Hará exactamente un año, pocos días antes de que terminara aquella formidable (y desgraciadamente extraordinaria) 60ª edición, todo el mundo lo tenía claro en San Sebastián. No en la Sección Oficial, tampoco en Horizontes Latinos, tampoco en Nuevos Directores... sino en Cine en Construcción. Había una película que destacaba -muy- por encima de sus rivales. Tanto, que hasta la ''competición'' parecía adulterada. Como en aquellos equipos de fútbol: la estrella indiscutible más otros diez... Sebastián Lelio, amparado por
la cada vez más poderosa factoría Larraín, llegó a la desembocadura del Urumea con una película que, precisamente, parecía haberse asentado ya en el delta de su proceso de concepción. Por lo visto, la maduración estaba casi completa y para que la criatura pudiera dar sus primeros pasos, hacía falta algo tan nimio como una añadidura digital en una pantalla de televisión que ocupaba un plano, siendo generosos, secundario.
No se admitieron discusiones con respecto a la concesión del Premio, en forma de último empujoncito financiero. Antes, los afortunados que vieron la inacabada (?) 'Gloria' ya hicieron correr el rumor de que, en pocos meses,
el mundo tendría la ocasión de ver una pequeña-gran joya proveniente de Chile. Y así las cosas, en un abrir y cerrar de ojos llegó la 63ª Berlinale, cuya Sección Oficial a Competición, tal y como estaba estipulado en el guión, tardaba en arrancar. Hasta que... una bomba de decibelios estalló en el patio de butacas del Palast. Desfilaban por la pantalla los títulos de crédito finales y flotaban en el aire las notas de aquel mítico tema popularizado por Laura Branigan. En este escenario, algunos miembros de la prensa optaron por los aplausos; incluso por los gritos de éxtasis. La ovación estaba servida; aquellos primerizos informes que llegaron desde el Zinemaldia no mentían: 'Gloria' era la gran película que necesitaba un gran festival (hasta que se demuestre lo contrario) con el que empezábamos todos a impacientarnos.

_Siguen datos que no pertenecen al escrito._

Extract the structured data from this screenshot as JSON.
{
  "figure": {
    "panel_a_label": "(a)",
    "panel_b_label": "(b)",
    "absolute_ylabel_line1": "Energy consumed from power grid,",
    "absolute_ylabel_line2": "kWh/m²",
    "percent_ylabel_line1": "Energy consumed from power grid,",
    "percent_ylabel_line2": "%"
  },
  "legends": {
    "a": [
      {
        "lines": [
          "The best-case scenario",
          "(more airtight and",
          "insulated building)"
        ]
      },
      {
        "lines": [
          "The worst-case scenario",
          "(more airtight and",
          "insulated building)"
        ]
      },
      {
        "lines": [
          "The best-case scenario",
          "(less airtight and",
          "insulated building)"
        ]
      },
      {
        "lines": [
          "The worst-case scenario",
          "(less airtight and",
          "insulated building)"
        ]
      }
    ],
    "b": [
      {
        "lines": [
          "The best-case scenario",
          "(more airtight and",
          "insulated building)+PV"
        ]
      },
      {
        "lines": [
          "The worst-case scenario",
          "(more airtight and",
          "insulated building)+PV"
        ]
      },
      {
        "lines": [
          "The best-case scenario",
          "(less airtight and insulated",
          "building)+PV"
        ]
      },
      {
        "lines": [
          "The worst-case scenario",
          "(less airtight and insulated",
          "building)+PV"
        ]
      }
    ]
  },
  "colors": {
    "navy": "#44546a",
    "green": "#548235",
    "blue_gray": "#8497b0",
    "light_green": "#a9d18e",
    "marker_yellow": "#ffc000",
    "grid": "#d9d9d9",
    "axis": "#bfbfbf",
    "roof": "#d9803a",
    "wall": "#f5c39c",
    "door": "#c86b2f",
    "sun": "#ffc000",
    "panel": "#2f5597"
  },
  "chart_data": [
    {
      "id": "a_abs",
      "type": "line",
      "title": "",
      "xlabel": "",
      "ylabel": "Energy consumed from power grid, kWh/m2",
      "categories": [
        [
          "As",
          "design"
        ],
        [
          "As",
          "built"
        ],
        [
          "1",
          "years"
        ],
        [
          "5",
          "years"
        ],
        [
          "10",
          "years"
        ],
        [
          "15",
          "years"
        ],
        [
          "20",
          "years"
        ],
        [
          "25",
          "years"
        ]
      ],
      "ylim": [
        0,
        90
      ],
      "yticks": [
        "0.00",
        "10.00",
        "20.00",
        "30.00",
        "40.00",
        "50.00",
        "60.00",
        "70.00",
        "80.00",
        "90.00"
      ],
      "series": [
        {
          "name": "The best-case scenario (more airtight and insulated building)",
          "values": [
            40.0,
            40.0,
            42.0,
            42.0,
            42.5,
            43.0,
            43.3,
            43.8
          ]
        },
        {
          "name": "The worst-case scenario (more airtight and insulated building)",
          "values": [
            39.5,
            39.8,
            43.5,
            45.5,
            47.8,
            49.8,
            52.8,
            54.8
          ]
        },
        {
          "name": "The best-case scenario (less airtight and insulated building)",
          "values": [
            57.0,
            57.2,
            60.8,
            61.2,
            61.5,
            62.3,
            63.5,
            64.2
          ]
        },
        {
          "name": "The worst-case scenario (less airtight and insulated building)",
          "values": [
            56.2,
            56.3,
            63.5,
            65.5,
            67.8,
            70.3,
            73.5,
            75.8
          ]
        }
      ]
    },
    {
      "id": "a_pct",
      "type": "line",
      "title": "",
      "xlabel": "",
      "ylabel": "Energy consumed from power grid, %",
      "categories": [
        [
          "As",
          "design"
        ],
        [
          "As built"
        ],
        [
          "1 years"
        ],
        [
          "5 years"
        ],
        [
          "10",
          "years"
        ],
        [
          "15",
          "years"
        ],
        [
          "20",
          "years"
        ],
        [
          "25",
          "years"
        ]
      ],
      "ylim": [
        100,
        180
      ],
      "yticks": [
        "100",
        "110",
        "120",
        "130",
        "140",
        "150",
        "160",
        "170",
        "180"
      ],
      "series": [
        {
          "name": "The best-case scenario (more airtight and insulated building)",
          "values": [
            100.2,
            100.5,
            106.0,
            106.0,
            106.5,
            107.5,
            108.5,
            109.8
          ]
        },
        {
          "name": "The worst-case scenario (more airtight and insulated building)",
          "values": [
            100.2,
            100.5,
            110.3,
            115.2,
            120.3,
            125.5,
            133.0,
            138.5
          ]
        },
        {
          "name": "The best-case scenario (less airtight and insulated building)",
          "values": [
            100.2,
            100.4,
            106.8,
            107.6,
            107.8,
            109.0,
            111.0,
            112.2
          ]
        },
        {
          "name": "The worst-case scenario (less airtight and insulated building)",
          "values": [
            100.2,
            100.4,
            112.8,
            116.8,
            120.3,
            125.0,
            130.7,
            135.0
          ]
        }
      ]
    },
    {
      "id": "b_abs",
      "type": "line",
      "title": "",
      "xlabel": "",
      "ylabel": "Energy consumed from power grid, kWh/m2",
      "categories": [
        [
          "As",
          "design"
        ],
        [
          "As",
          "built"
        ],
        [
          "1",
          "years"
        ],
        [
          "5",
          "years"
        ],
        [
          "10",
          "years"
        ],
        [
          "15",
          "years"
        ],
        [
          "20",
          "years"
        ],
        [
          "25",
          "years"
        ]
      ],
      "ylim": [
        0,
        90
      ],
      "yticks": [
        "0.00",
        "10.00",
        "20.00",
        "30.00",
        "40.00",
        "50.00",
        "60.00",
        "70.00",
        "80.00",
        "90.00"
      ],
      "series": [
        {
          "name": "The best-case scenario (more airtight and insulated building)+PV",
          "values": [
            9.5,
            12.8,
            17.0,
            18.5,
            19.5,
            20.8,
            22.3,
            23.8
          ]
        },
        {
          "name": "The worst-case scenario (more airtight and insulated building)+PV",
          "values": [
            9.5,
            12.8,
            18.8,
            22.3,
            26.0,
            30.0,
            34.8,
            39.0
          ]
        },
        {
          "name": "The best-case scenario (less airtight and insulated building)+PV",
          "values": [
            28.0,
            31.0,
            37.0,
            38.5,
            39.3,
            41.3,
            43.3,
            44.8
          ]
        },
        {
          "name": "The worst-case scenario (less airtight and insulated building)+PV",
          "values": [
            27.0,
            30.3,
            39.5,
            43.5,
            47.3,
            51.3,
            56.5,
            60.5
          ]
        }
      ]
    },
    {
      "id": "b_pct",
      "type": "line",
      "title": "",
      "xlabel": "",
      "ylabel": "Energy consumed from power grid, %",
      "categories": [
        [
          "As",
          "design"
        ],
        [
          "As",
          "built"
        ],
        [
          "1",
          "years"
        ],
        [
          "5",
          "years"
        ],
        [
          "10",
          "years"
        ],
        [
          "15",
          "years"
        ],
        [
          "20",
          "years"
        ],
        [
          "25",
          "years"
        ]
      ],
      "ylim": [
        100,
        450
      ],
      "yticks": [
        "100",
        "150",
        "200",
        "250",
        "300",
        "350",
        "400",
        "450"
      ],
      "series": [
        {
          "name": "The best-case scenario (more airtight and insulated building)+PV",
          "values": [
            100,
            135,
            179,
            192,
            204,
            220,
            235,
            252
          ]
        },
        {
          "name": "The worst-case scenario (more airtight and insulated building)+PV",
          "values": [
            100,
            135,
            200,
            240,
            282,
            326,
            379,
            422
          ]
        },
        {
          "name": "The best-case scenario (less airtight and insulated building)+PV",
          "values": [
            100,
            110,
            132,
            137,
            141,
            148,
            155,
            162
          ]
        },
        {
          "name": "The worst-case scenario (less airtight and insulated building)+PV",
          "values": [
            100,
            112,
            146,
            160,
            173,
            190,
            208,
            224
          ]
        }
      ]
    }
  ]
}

Paciencia es precisamente lo que caracteriza a Sebastián Lelio en su última película. Esto y honestidad.
De una pureza pasmosa. Transparencia máxima en cada fotograma. El objetivo aquí no es otro que hacer que el espectador abandone la sala de cine con la
sensación de haber conocido totalmente a un personaje que se antoja real como la vida misma. Que conste en acta: hablamos de una misión prácticamente imposible La mirada da paso al retrato, y éste a la fotografía de alta definición, y ésta a la radiografía... y ésta a la
disección que, como mandan los cánones, deja desparramadas por toda la mesa las entrañas de la víctima. Ésta última se llama, como ya se ha dicho, igual que aquel famoso hit, y la primera vez que la vemos es en el recoveco del rincón del lugar más apartado de una fiesta, escondida bajo unas inmensas gafas, mostrando al personal una mirada de lo más tristona. A los pocos segundos de ver cómo se desenvuelve en sociedad, creemos que ya la tenemos calada, y seguramente sea esto lo que pretende el director... solo para que nuestra percepción cambie radicalmente pocos minutos después. Así sucesivamente durante casi dos horas.
Bravo, porque por muchas veces que las representaciones artísticas hayan intentado demostrar lo contrario, lo cierto es que
no existen buenas o malas personas, sino gente con especial propensión a días dulces o, por el contrario, amargos. La vida de Gloria, la
heroína magistralmente interpretada por Paulina García, es precisamente esto, el imprevisible pero siempre coherente en su credibilidad -ahí reside el auténtico encanto- encadenado de experiencias divertidas, tristes, terroríficas o sin más trascendencia que la del más discreto, improvisado y, quizás por esto, mágico de los números musicales.
Todo fluye de manera casi subliminal, pero el afilado humor se clava en el corazón y las emociones brotan y golpean la cara de forma violenta. Como debe ser. Lelio, como podría hacer Carlos Sorín en pleno ataque de inspiración,
lo muestra todo a veces sin mostrar nada (esa utilización de los silencios...), y exprime al máximo cada uno de los ingredientes con los que trabaja, consiguiendo de este modo que el jugo resultante sea lo suficientemente adictivo como para que lo aparentemente carente de interés nos muestre la incontestable verdad sobre el encanto de las bromas más crueles que nos tiene deparada la vida. Y sin darnos cuenta, Gloria, cuya hipnotizadora e inimitable presencia se palpa en todo momento,
se convierte en el reflejo universal de una etapa vital en la que ya se visualiza la línea de meta. Frustrante porque el recorrido a recorrer es sensiblemente inferior al ya recorrido... aunque nunca está de más recordar, por obvio que pueda sonar, que todavía queda camino.